According to Isaacman, the SpaceX Crew Dragon spacecraft’s systems were warning the crew of a “significant” issue. They’d spent months poring over SpaceX manuals and training on how to respond to in-space emergencies, so they jumped right in, working with SpaceX ground controllers to figure out what went wrong.
The Crew Dragon, it turned out, was not in danger. The onboard toilet, on the other hand, was not.
Going to the bathroom, like everything else in space, is difficult. Making sure everything goes down the toilet in a healthy human on Earth is usually a simple matter of aim. However, there is no sense of gravity in space. There’s no guarantee that whatever comes out will land exactly where it’s supposed to. Waste can — and does — travel in any direction.

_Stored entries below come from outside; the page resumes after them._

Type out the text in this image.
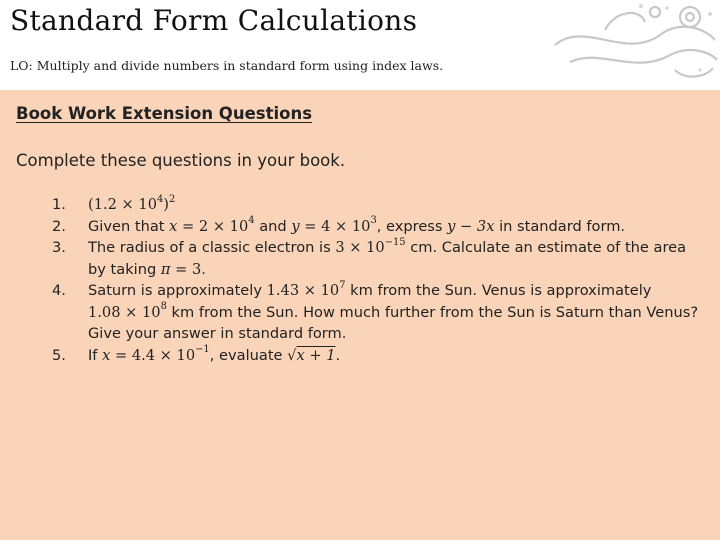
Standard Form Calculations
LO: Multiply and divide numbers in standard form using index laws.
Book Work Extension Questions
Complete these questions in your book.
1.	$(1.2 \times 10^4)^2$
2.	Given that $x = 2 \times 10^4$ and $y = 4 \times 10^3$, express y − 3x in standard form.
3.	The radius of a classic electron is $3 \times 10^{-15}$ cm. Calculate an estimate of the area
by taking π = 3.
4.	Saturn is approximately $1.43 \times 10^7$ km from the Sun. Venus is approximately
$1.08 \times 10^8$ km from the Sun. How much further from the Sun is Saturn than Venus?
Give your answer in standard form.
5.	If $x = 4.4 \times 10^{-1}$, evaluate √x + 1.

Space toilets have fans inside them to create suction, which solves this problem. They essentially remove waste from the human body and store it.

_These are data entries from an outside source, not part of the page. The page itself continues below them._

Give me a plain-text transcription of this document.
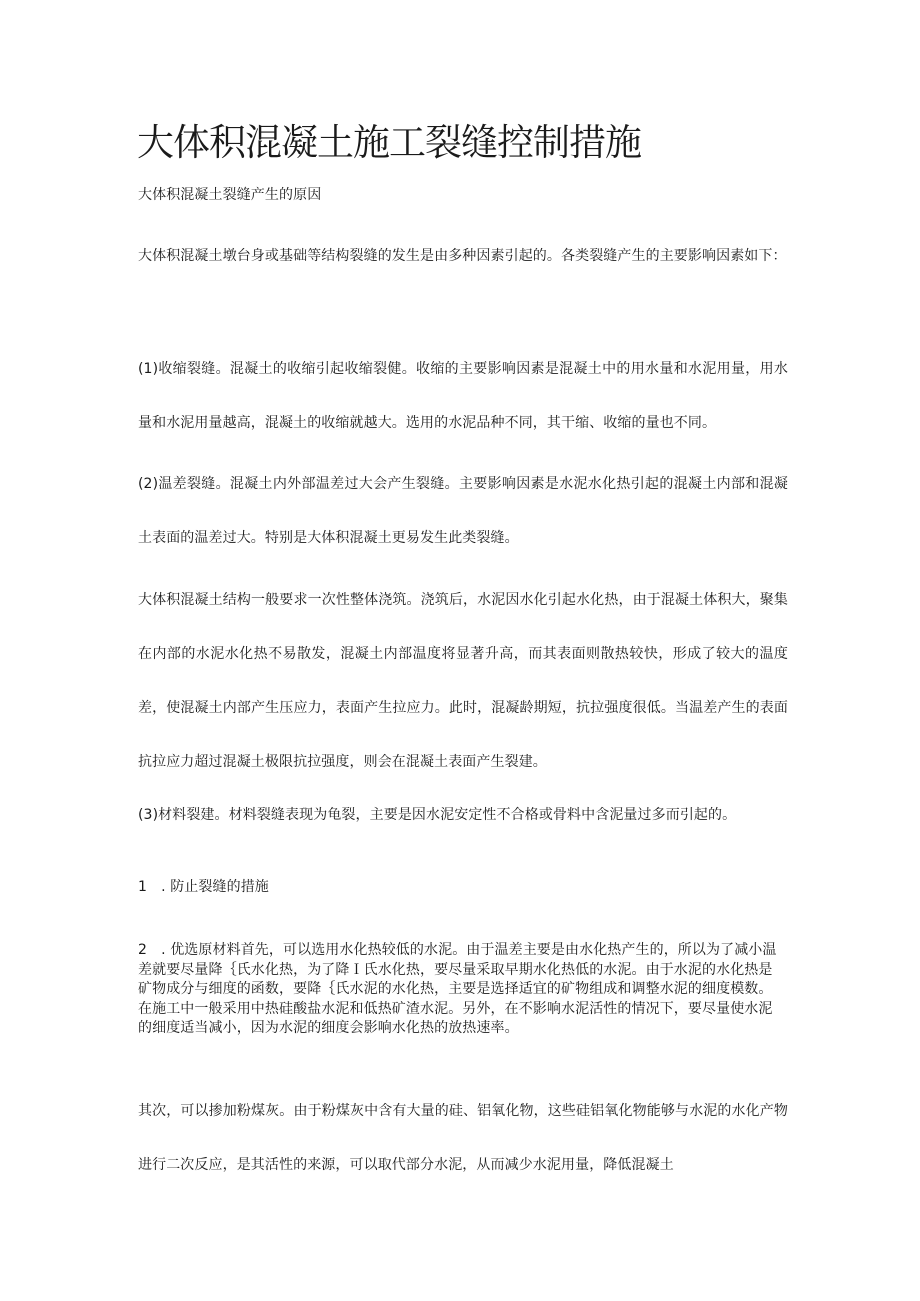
大体积混凝土施工裂缝控制措施

大体积混凝土裂缝产生的原因

大体积混凝土墩台身或基础等结构裂缝的发生是由多种因素引起的。各类裂缝产生的主要影响因素如下：

(1)收缩裂缝。混凝土的收缩引起收缩裂健。收缩的主要影响因素是混凝土中的用水量和水泥用量，用水量和水泥用量越高，混凝土的收缩就越大。选用的水泥品种不同，其干缩、收缩的量也不同。

(2)温差裂缝。混凝土内外部温差过大会产生裂缝。主要影响因素是水泥水化热引起的混凝土内部和混凝土表面的温差过大。特别是大体积混凝土更易发生此类裂缝。

大体积混凝土结构一般要求一次性整体浇筑。浇筑后，水泥因水化引起水化热，由于混凝土体积大，聚集在内部的水泥水化热不易散发，混凝土内部温度将显著升高，而其表面则散热较快，形成了较大的温度差，使混凝土内部产生压应力，表面产生拉应力。此时，混凝龄期短，抗拉强度很低。当温差产生的表面抗拉应力超过混凝土极限抗拉强度，则会在混凝土表面产生裂建。

(3)材料裂建。材料裂缝表现为龟裂，主要是因水泥安定性不合格或骨料中含泥量过多而引起的。

1　. 防止裂缝的措施

2　. 优选原材料首先，可以选用水化热较低的水泥。由于温差主要是由水化热产生的，所以为了减小温差就要尽量降｛氏水化热，为了降Ｉ氏水化热，要尽量采取早期水化热低的水泥。由于水泥的水化热是矿物成分与细度的函数，要降｛氏水泥的水化热，主要是选择适宜的矿物组成和调整水泥的细度模数。在施工中一般采用中热硅酸盐水泥和低热矿渣水泥。另外，在不影响水泥活性的情况下，要尽量使水泥的细度适当减小，因为水泥的细度会影响水化热的放热速率。

其次，可以掺加粉煤灰。由于粉煤灰中含有大量的硅、铝氧化物，这些硅铝氧化物能够与水泥的水化产物进行二次反应，是其活性的来源，可以取代部分水泥，从而减少水泥用量，降低混凝土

And fans of the Crew Dragon’s “waste management system” were having mechanical issues. That’s what set off the alarm for the crew.
In an interview with CBS, Scott “Kidd” Poteet, an Inspiration4 mission director who helped oversee the mission on the ground, informed reporters about the problem. At a press conference later that day, Poteet and SpaceX’s director of crew mission management confirmed there were “issues” with the waste management system but didn’t go into detail, setting off a wave of speculation that the error could’ve resulted in a disastrous mess.
“I want to be 100 percent clear: There were no issues in the cabin at all as it relates to that,” Isaacman said when asked directly about it on Thursday.
However, during their three-day stay in orbit, Isaacman and his fellow passengers on the Inspiration4 mission had to work with SpaceX to resolve the issue, which included numerous communications blackouts, highlighting the importance of the crew’s thorough training regimen.
“I’d say we were a very calm, cool crew during that,” he said, adding that “mental toughness, a good frame of mind, and a good attitude” were essential to the mission.
“The psychological aspect is one area where you can’t compromise because…there were obviously circumstances that happened up there where if you had somebody that didn’t have that mental toughness and started to react poorly, that really could’ve brought down the whole mission,” Isaacman said.
The toilet anecdote also highlights a fundamental truth about humanity’s extraterrestrial ambitions: biological realities will always exist, no matter how polished and glitzy we imagine our space-faring future to be.